インタプリタかなくぎ流

いつか役に立つことがあるかもしれません。

メダルをめぐる「気持ち悪さ」

名古屋市長の河村たかし氏を五輪選手が表敬訪問してメダル獲得の報告をしたところ、河村氏がメダルにかじりついたとして問題になっていました。

news.yahoo.co.jp

私自身は五輪に何の興味もありません。それどころか近代五輪はすでにその役割を終えたので廃止すべきだと考えていますし、現在のような利権と醜聞にまみれた五輪になぜアスリートが、そして市民の多くが熱狂し崇拝するのかもまったく理解できません。
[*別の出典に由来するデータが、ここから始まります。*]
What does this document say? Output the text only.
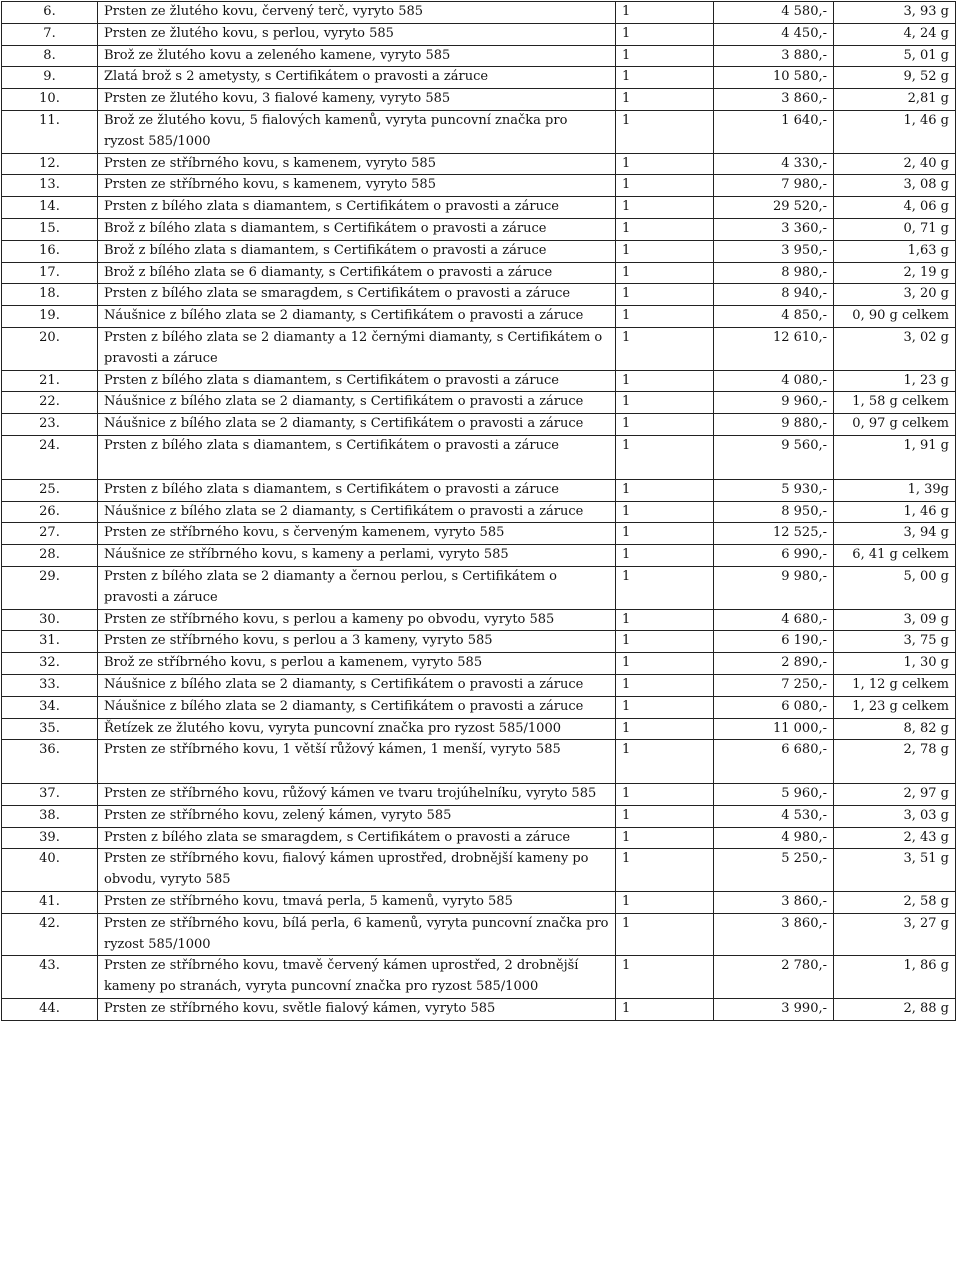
6.	Prsten ze žlutého kovu, červený terč, vyryto 585	1	4 580,-	3, 93 g
7.	Prsten ze žlutého kovu, s perlou, vyryto 585	1	4 450,-	4, 24 g
8.	Brož ze žlutého kovu a zeleného kamene, vyryto 585	1	3 880,-	5, 01 g
9.	Zlatá brož s 2 ametysty, s Certifikátem o pravosti a záruce	1	10 580,-	9, 52 g
10.	Prsten ze žlutého kovu, 3 fialové kameny, vyryto 585	1	3 860,-	2,81 g
11.	Brož ze žlutého kovu, 5 fialových kamenů, vyryta puncovní značka pro ryzost 585/1000	1	1 640,-	1, 46 g
12.	Prsten ze stříbrného kovu, s kamenem, vyryto 585	1	4 330,-	2, 40 g
13.	Prsten ze stříbrného kovu, s kamenem, vyryto 585	1	7 980,-	3, 08 g
14.	Prsten z bílého zlata s diamantem, s Certifikátem o pravosti a záruce	1	29 520,-	4, 06 g
15.	Brož z bílého zlata s diamantem, s Certifikátem o pravosti a záruce	1	3 360,-	0, 71 g
16.	Brož z bílého zlata s diamantem, s Certifikátem o pravosti a záruce	1	3 950,-	1,63 g
17.	Brož z bílého zlata se 6 diamanty, s Certifikátem o pravosti a záruce	1	8 980,-	2, 19 g
18.	Prsten z bílého zlata se smaragdem, s Certifikátem o pravosti a záruce	1	8 940,-	3, 20 g
19.	Náušnice z bílého zlata se 2 diamanty, s Certifikátem o pravosti a záruce	1	4 850,-	0, 90 g celkem
20.	Prsten z bílého zlata se 2 diamanty a 12 černými diamanty, s Certifikátem o pravosti a záruce	1	12 610,-	3, 02 g
21.	Prsten z bílého zlata s diamantem, s Certifikátem o pravosti a záruce	1	4 080,-	1, 23 g
22.	Náušnice z bílého zlata se 2 diamanty, s Certifikátem o pravosti a záruce	1	9 960,-	1, 58 g celkem
23.	Náušnice z bílého zlata se 2 diamanty, s Certifikátem o pravosti a záruce	1	9 880,-	0, 97 g celkem
24.	Prsten z bílého zlata s diamantem, s Certifikátem o pravosti a záruce	1	9 560,-	1, 91 g
25.	Prsten z bílého zlata s diamantem, s Certifikátem o pravosti a záruce	1	5 930,-	1, 39g
26.	Náušnice z bílého zlata se 2 diamanty, s Certifikátem o pravosti a záruce	1	8 950,-	1, 46 g
27.	Prsten ze stříbrného kovu, s červeným kamenem, vyryto 585	1	12 525,-	3, 94 g
28.	Náušnice ze stříbrného kovu, s kameny a perlami, vyryto 585	1	6 990,-	6, 41 g celkem
29.	Prsten z bílého zlata se 2 diamanty a černou perlou, s Certifikátem o pravosti a záruce	1	9 980,-	5, 00 g
30.	Prsten ze stříbrného kovu, s perlou a kameny po obvodu, vyryto 585	1	4 680,-	3, 09 g
31.	Prsten ze stříbrného kovu, s perlou a 3 kameny, vyryto 585	1	6 190,-	3, 75 g
32.	Brož ze stříbrného kovu, s perlou a kamenem, vyryto 585	1	2 890,-	1, 30 g
33.	Náušnice z bílého zlata se 2 diamanty, s Certifikátem o pravosti a záruce	1	7 250,-	1, 12 g celkem
34.	Náušnice z bílého zlata se 2 diamanty, s Certifikátem o pravosti a záruce	1	6 080,-	1, 23 g celkem
35.	Řetízek ze žlutého kovu, vyryta puncovní značka pro ryzost 585/1000	1	11 000,-	8, 82 g
36.	Prsten ze stříbrného kovu, 1 větší růžový kámen, 1 menší, vyryto 585	1	6 680,-	2, 78 g
37.	Prsten ze stříbrného kovu, růžový kámen ve tvaru trojúhelníku, vyryto 585	1	5 960,-	2, 97 g
38.	Prsten ze stříbrného kovu, zelený kámen, vyryto 585	1	4 530,-	3, 03 g
39.	Prsten z bílého zlata se smaragdem, s Certifikátem o pravosti a záruce	1	4 980,-	2, 43 g
40.	Prsten ze stříbrného kovu, fialový kámen uprostřed, drobnější kameny po obvodu, vyryto 585	1	5 250,-	3, 51 g
41.	Prsten ze stříbrného kovu, tmavá perla, 5 kamenů, vyryto 585	1	3 860,-	2, 58 g
42.	Prsten ze stříbrného kovu, bílá perla, 6 kamenů, vyryta puncovní značka pro ryzost 585/1000	1	3 860,-	3, 27 g
43.	Prsten ze stříbrného kovu, tmavě červený kámen uprostřed, 2 drobnější kameny po stranách, vyryta puncovní značka pro ryzost 585/1000	1	2 780,-	1, 86 g
44.	Prsten ze stříbrného kovu, světle fialový kámen, vyryto 585	1	3 990,-	2, 88 g
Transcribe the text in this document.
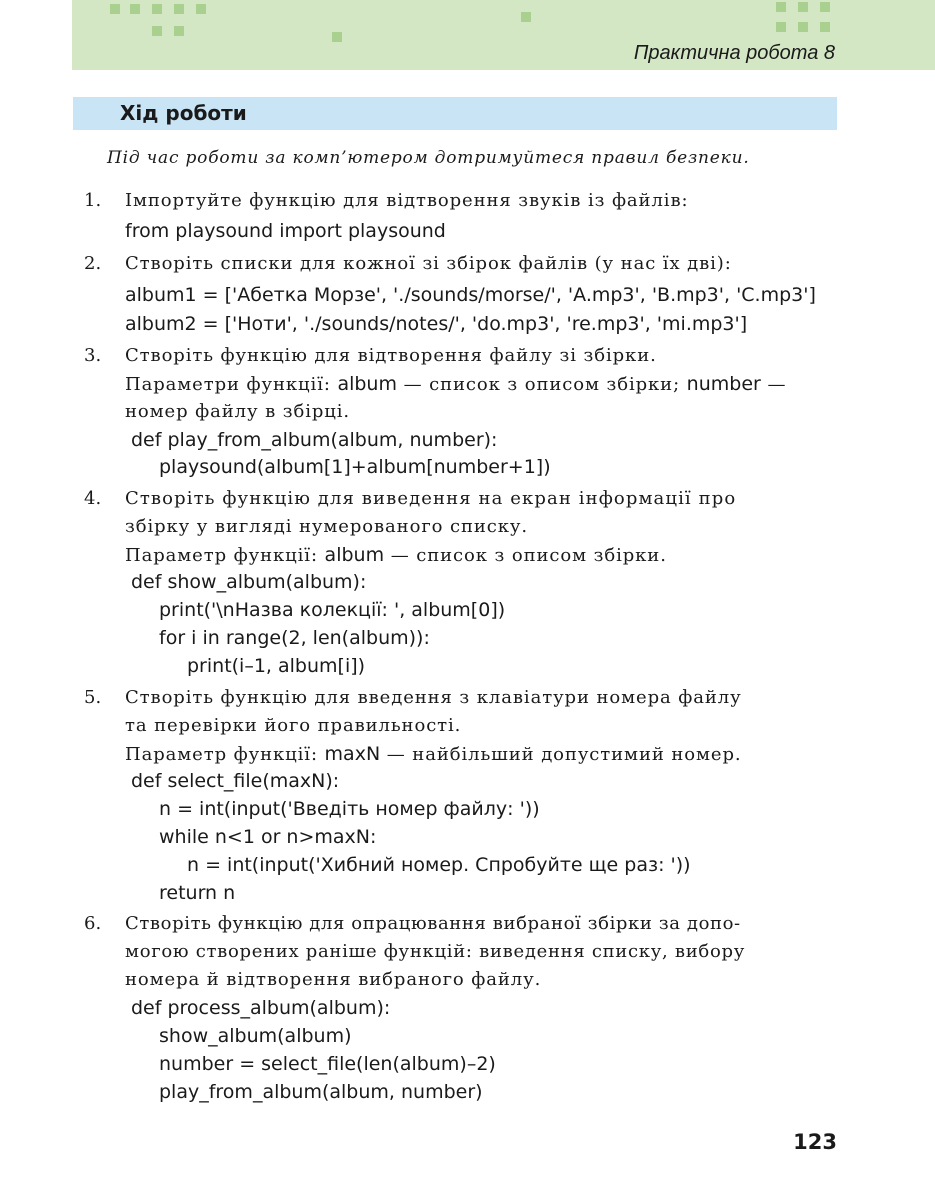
Практична робота 8
Хід роботи
Під час роботи за комп’ютером дотримуйтеся правил безпеки.
1. Імпортуйте функцію для відтворення звуків із файлів:
from playsound import playsound
2. Створіть списки для кожної зі збірок файлів (у нас їх дві):
album1 = ['Абетка Морзе', './sounds/morse/', 'A.mp3', 'B.mp3', 'C.mp3']
album2 = ['Ноти', './sounds/notes/', 'do.mp3', 're.mp3', 'mi.mp3']
3. Створіть функцію для відтворення файлу зі збірки.
Параметри функції: album — список з описом збірки; number —
номер файлу в збірці.
def play_from_album(album, number):
playsound(album[1]+album[number+1])
4. Створіть функцію для виведення на екран інформації про
збірку у вигляді нумерованого списку.
Параметр функції: album — список з описом збірки.
def show_album(album):
print('\nНазва колекції: ', album[0])
for i in range(2, len(album)):
print(i–1, album[i])
5. Створіть функцію для введення з клавіатури номера файлу
та перевірки його правильності.
Параметр функції: maxN — найбільший допустимий номер.
def select_file(maxN):
n = int(input('Введіть номер файлу: '))
while n<1 or n>maxN:
n = int(input('Хибний номер. Спробуйте ще раз: '))
return n
6. Створіть функцію для опрацювання вибраної збірки за допо-
могою створених раніше функцій: виведення списку, вибору
номера й відтворення вибраного файлу.
def process_album(album):
show_album(album)
number = select_file(len(album)–2)
play_from_album(album, number)
123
というわけで、五輪でメダルを獲得した選手が出身地の自治体の首長を表敬訪問するという出来事自体にもなかなか理解が進まないのですが、まあとりあえず人の持ち物にかじりつくというのがきわめて礼を失したはしたない行為だなというくらいは分かります。

アスリート自身が自分が獲得したメダルを噛むという「風習」はけっこう昔からあったような気がします。ネットで検索してみると、日本だけの風習ではなく、海外のアスリートもやっているそう。ちょっとその「お行儀の悪い」行為がマスコミで報道される際に「映える」ということなんでしょうか。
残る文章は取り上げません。